There is so much in Nature that is lovely and lovable, and so much that gives us pause. But here it is, and here we are, and we must make the most of it. If the ways of the Eternal as revealed in his works are past finding out, we must still unflinchingly face what our reason reveals to us. "Red in tooth and claw." Nature does not preach; she enforces, she executes. All her answers are yea, yea, or nay, nay. Of the virtues and beatitudes of which the gospel of Christ makes so much—meekness, forgiveness, self-denial, charity, love, holiness—she knows nothing. Put yourself in her way, and she crushes you; she burns you, freezes you, stings you, bites you, or devours you.
Yet I would not say that the study of Nature did not favor meekness or sobriety or gentleness or forgiveness or charity, because the great Nature students and prophets, like Darwin, would rise up and confound me. Certainly it favors seriousness, truthfulness, and simplicity of life; or, are only the serious and single-minded drawn to the study of Nature? I doubt very much if it favors devoutness or holiness, as those qualities are inculcated by the church, or any form of religious enthusiasm. Devoutness and holiness come of an attitude toward the universe that is in many ways incompatible with that implied by the pursuit of natural science. The joy of the Nature student like Darwin or any great naturalist is to know, to find out the reason of things and the meaning of things, to trace the footsteps of the creative energy; while the religious devotee is intent only upon losing himself in infinite being. True, there have been devout naturalists and men of science; but their devoutness did not date from their Nature studies, but from their training, or from the times in which they lived. Theology and science, it must be said, will not mingle much better than oil and water, and your devout scientist and devout Nature student lives in two separate compartments of his being at different times. Intercourse with Nature—I mean intellectual intercourse, not merely the emotional intercourse of the sailor or explorer or farmer—tends to beget a habit of mind the farthest possible removed from the myth-making, the vision-seeing, the voice-hearing habit and temper. In all matters relating to the visible, concrete universe it substitutes broad daylight for twilight; it supplants fear with curiosity; it overthrows superstition with fact; it blights credulity with the frost of skepticism. I say frost of skepticism advisedly. Skepticism is a much more healthful and robust habit of mind than the limp, pale-blooded, non-resisting habit that we call credulity.
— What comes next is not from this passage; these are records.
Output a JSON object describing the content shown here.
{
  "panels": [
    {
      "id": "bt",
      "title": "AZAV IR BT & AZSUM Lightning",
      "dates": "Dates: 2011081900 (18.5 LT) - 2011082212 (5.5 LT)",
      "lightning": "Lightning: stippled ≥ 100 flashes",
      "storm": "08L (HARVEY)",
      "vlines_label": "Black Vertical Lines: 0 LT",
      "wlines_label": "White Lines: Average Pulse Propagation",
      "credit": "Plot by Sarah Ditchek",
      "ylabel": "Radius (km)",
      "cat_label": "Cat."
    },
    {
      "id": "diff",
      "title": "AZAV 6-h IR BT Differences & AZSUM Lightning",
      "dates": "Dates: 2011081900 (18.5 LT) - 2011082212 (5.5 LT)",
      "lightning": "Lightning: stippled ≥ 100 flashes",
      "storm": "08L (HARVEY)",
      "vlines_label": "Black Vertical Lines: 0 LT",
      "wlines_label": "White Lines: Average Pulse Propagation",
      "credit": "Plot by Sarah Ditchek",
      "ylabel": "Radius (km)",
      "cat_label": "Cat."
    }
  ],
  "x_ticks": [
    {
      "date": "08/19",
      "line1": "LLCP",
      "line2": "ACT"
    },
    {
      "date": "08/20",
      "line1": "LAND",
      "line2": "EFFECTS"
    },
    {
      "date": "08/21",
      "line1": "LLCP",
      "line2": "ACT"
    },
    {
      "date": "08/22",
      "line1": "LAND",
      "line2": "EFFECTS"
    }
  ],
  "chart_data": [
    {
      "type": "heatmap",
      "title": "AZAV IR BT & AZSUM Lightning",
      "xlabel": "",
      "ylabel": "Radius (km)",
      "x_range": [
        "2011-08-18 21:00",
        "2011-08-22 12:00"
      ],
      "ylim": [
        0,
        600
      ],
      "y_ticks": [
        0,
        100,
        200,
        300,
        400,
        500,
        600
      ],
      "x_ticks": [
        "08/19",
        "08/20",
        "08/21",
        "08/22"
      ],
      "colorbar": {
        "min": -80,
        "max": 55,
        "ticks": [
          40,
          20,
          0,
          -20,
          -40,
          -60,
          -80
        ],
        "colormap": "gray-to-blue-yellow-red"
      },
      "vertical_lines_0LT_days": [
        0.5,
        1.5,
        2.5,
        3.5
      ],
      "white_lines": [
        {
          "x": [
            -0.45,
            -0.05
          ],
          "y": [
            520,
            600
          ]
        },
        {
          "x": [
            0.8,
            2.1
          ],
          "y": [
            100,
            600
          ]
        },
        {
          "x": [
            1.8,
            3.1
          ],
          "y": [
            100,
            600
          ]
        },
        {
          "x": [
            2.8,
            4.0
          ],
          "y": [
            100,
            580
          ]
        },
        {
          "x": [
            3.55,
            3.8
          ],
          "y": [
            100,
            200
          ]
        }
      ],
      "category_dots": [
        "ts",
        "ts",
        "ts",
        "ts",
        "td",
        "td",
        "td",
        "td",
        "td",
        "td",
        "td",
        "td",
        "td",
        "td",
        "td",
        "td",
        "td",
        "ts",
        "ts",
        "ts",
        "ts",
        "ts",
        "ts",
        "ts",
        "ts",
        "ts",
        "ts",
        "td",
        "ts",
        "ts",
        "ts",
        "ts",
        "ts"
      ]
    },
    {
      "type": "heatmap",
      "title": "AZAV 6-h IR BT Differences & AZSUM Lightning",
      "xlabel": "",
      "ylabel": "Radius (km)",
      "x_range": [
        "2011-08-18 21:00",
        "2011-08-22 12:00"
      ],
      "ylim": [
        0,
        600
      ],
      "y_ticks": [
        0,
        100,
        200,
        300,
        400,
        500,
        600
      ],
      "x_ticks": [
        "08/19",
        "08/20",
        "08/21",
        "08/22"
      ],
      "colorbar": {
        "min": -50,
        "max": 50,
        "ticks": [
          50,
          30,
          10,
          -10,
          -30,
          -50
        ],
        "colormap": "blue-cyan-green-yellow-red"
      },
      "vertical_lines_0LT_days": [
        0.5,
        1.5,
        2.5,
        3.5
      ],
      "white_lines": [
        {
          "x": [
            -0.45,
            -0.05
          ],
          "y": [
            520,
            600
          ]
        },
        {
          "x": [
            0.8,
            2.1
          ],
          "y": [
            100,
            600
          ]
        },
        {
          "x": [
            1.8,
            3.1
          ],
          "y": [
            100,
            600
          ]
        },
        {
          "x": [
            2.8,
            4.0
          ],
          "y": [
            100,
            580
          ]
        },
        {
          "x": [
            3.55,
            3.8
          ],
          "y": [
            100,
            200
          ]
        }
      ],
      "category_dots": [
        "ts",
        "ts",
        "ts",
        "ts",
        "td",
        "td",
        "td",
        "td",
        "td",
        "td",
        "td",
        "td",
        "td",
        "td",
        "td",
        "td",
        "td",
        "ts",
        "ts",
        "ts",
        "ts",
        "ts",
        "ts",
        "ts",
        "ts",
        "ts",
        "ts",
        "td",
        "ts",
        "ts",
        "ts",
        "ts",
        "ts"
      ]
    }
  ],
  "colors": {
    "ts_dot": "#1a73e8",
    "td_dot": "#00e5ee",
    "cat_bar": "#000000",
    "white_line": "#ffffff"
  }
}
In intercourse with Nature you are dealing with things at first hand, and you get a rule, a standard, that serves you through life. You are dealing with primal sanities, primal honesties, primal attraction; you are touching at least the hem of the garment with which the infinite is clothed, and virtue goes out from it to you. It must be added that you are dealing with primal cruelty, primal blindness, primal wastefulness, also. Nature works with reference to no measure of time, no bounds of space, and no limits of material. Her economies are not our economies. She is prodigal, she is careless, she is indifferent; yet nothing is lost. What she lavishes with one hand, she gathers in with the other. She is blind, yet she hits the mark because she shoots in all directions. Her germs fill the air; the winds and the tides are her couriers. When you think you have defeated her, your triumph is hers; it is still by her laws that you reach your end.